I first started my coding journey back in 2012 after i granted the Ministry of Communication and information Technology (MCIT) scholarship to study the .Net Framework for 9 months, I’m very grateful having granted this opportunity to be exposed to the software development industry,I was working in sales that time at a Multinational and wasn’t fully dedicated to the course so i decided to resign and start a new career from scratch.
Despite that we had intense +1200 hours of learning and studying we lack the real life experience, so the very reasonable thing to do after the course is to gain a real life experience by getting an entry level position in a software house, sounds about right but it wasn’t the case for me as i live far outside the capital and there was completely zero opportunity in my home town, nor was able to relocate at that time. So i tried to break into the freelance world by setting up a couple of accounts on Upwork(Odesk back then), Elance, Khamsat(The Arabic version of Freelancer). But it was kinda hard to land a project with the fierce competition especially with Indians who willing to accept projects at a very low rate.
On the other hand i constantly was trying to advance my skill set with enrolling for a couple of “MOOC” Online classes such as CS101 Building a search engine using python, and Web applications from Udacity, and read a couple of Head First Series from O’really, Head First C# for example, which i highly recommend.
The one mistake i have made and you should avoid is that, i started to learn the hell i think it’s going to land me a job, so every time i saw a job post require a specific set of skills I immediately jump and learn it thinking it is the current trend and hoping that i might get a job soon, so learned php, python, wordpress, android and more.. instead of focusing on one technology and become good at it i kept going from one tech to another thinking that way im getting better while in fact i im not.
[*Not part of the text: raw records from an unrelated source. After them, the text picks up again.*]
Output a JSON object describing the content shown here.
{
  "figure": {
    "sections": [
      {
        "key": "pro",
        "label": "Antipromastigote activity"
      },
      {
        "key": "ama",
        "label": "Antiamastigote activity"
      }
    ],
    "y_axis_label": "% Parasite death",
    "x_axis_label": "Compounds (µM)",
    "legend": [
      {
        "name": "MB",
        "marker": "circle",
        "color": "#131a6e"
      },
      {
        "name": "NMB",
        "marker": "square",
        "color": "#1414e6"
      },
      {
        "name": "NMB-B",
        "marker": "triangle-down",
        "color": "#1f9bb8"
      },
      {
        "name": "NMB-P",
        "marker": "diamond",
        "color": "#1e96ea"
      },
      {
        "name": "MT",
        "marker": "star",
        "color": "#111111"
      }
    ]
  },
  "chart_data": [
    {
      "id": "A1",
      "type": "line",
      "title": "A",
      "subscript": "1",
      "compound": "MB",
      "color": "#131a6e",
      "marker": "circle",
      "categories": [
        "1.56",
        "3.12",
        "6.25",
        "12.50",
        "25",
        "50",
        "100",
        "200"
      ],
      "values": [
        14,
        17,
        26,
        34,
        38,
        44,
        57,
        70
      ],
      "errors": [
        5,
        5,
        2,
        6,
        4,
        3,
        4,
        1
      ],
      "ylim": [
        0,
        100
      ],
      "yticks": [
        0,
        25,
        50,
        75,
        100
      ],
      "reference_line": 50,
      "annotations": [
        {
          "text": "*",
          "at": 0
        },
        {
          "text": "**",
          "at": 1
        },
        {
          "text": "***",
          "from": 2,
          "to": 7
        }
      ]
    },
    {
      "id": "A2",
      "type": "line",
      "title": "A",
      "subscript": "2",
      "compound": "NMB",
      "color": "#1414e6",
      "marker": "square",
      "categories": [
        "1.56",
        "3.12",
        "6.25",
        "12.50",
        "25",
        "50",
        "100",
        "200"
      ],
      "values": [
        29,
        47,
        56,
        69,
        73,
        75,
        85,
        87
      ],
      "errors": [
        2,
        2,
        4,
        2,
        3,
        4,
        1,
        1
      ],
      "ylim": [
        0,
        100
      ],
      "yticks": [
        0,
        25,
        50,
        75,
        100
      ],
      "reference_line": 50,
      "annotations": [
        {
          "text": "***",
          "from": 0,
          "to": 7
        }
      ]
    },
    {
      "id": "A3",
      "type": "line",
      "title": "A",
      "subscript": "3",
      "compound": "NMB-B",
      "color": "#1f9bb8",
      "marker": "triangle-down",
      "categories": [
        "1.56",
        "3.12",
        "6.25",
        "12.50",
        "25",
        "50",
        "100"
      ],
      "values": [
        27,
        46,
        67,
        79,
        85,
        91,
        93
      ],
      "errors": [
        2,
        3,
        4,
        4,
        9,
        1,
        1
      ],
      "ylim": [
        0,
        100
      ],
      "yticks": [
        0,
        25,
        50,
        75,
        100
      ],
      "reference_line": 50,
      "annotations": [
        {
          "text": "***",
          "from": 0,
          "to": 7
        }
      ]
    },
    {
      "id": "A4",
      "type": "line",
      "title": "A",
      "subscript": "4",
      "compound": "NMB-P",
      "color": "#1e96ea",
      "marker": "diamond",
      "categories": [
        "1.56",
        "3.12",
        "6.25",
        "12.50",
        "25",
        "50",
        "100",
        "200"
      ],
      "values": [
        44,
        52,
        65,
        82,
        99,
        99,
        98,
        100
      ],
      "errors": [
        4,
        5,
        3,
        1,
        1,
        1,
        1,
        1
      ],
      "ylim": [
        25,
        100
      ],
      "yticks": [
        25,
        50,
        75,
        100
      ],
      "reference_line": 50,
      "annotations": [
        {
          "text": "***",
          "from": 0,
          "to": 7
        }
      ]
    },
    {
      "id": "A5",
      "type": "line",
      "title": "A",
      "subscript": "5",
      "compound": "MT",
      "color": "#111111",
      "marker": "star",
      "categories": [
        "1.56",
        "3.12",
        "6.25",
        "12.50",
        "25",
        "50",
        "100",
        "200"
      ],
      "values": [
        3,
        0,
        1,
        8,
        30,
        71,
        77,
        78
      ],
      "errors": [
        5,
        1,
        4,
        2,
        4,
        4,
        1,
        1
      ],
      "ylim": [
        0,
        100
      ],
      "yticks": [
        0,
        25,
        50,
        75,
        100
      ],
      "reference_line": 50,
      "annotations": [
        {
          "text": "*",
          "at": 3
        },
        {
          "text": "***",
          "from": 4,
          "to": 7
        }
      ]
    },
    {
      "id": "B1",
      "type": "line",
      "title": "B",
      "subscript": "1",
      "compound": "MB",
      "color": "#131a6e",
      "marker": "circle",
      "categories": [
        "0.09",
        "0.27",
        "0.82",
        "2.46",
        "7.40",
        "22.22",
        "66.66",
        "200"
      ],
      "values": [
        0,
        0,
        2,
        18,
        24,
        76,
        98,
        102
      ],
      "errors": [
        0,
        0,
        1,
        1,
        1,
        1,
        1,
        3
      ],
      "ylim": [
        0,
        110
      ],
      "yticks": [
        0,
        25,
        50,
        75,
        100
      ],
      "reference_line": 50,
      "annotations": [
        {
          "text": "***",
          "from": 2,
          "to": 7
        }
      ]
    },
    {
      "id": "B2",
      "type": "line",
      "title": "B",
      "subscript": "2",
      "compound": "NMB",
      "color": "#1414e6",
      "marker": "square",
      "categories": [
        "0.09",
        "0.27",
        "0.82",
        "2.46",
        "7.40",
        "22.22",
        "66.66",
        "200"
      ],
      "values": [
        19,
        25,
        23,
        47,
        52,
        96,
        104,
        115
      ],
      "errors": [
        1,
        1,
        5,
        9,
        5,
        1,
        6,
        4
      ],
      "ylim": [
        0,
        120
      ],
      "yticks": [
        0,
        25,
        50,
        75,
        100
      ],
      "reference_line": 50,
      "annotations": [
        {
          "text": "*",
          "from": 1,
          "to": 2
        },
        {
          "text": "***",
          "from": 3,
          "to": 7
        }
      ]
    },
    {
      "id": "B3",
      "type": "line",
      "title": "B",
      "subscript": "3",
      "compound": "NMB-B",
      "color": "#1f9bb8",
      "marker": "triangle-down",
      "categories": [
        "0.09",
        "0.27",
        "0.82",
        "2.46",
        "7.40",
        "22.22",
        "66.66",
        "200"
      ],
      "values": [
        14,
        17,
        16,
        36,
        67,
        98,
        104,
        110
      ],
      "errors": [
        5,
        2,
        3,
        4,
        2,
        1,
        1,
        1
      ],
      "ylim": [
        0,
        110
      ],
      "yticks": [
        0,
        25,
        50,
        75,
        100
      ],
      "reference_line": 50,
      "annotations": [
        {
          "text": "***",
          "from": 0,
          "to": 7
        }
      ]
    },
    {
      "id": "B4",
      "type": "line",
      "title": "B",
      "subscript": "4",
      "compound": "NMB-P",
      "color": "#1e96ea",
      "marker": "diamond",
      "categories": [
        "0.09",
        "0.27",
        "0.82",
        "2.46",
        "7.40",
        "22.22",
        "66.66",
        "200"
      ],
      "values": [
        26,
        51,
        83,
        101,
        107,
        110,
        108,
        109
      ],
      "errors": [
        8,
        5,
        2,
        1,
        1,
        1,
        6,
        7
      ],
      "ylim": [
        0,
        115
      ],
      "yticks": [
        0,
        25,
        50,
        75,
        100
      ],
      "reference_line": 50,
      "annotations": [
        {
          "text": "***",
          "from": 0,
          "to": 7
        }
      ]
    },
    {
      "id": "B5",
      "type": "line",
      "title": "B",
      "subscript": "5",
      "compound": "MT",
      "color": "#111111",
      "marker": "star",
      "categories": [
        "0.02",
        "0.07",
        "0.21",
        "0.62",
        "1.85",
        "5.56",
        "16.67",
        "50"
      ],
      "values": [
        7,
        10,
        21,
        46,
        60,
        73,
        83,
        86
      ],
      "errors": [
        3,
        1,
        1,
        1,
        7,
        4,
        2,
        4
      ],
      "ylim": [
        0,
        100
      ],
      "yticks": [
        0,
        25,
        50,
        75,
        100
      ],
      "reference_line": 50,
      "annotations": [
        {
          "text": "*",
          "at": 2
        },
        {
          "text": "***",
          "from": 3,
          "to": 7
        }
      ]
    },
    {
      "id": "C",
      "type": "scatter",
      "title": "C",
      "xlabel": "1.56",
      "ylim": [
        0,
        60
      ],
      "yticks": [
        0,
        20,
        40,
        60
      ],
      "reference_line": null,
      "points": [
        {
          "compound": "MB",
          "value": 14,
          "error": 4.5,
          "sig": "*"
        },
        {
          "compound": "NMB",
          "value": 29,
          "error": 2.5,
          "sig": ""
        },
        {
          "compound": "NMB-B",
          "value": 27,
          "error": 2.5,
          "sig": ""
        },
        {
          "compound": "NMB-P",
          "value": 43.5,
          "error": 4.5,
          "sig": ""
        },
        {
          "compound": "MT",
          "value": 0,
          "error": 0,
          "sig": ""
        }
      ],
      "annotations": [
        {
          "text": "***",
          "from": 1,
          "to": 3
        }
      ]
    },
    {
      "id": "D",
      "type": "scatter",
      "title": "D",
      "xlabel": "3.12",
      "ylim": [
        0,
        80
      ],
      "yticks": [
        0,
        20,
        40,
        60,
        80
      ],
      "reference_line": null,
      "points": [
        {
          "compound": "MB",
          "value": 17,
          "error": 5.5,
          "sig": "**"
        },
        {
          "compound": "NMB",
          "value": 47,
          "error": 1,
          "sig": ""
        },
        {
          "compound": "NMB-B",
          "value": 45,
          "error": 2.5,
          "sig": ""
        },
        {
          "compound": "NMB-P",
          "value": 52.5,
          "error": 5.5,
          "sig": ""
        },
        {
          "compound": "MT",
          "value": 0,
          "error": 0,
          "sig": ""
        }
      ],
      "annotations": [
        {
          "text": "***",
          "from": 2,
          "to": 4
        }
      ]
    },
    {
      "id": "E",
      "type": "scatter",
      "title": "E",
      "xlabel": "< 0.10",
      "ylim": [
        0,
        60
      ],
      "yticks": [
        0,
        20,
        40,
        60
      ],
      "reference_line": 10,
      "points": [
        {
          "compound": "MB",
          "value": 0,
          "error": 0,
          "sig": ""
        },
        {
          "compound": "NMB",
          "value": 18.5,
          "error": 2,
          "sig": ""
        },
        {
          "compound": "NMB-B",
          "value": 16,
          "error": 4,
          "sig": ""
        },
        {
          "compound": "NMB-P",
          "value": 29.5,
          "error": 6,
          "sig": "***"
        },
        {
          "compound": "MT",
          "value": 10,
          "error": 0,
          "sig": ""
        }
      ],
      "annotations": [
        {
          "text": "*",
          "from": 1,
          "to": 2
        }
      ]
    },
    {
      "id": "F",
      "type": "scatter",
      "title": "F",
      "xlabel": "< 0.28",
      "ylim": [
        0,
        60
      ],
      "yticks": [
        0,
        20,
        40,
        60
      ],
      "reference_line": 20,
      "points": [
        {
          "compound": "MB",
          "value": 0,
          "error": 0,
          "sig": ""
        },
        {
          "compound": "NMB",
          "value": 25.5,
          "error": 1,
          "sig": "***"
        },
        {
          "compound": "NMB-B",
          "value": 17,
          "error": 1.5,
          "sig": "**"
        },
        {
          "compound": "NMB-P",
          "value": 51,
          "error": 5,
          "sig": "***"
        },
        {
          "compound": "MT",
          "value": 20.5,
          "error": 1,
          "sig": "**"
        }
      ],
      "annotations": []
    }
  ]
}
If you're anything like me i highly advise you to stick to one programming language, and master it. for me the answer was the .Net framework/C#, Not only it’s easy to learn and use with the cool IDE and intellisene, there is a huge support and community behind it, it’s a very powerful yet easy to learn and i highly recommend it for a newbie, im not an expert to list every single advantage why you should go with Microsoft but to name a few:
- Easy to learn yet very powerful and you can build the hell you want, desktop, web, mobile Using Xamarin to build Android and IOS apps using C# (which recently became free), Game Development using Unity
- Microsoft announced that the latest ASP.NET version is now open source and you can develop/host .net applications on Linux or any platform
- Huge community support
- Object Oriented
Anyway whether you will go with the .Net, Java, Python or Ruby... just remember to stick to one technology and master it. A few skills that you need along your server side language:
- CSS and Css framework(Bootstrap)
- Version Control like (Github)
Hopefully you will land an entry level/junior role as a software developer, Later on as you grow as a software developer and you want to join the kick ass companies Facebook, Google, Microsoft etc, you definitely need to learn and understand Algorithms and Data Structures, a good book that i recommend is “The Algorithms Design Manual” by Steven S.Skiena, Also a must have skill for a good software developer is problem solving, “Think Like A programmer - an introduction to creative problem solving” by V.Anton Spraul might be a good start, on a side note. those are a few publishing companies that i recommend, Apress, Itworx, O’really.
And if you are a video tutorial type of guy there is Pluralsight, Tuts+ and Treehouse.
Software Development is a very challenging career path and you will have a lot of fun pursuing it, and it’s worth every bit of hard work and time you put in, professionally and personal wise.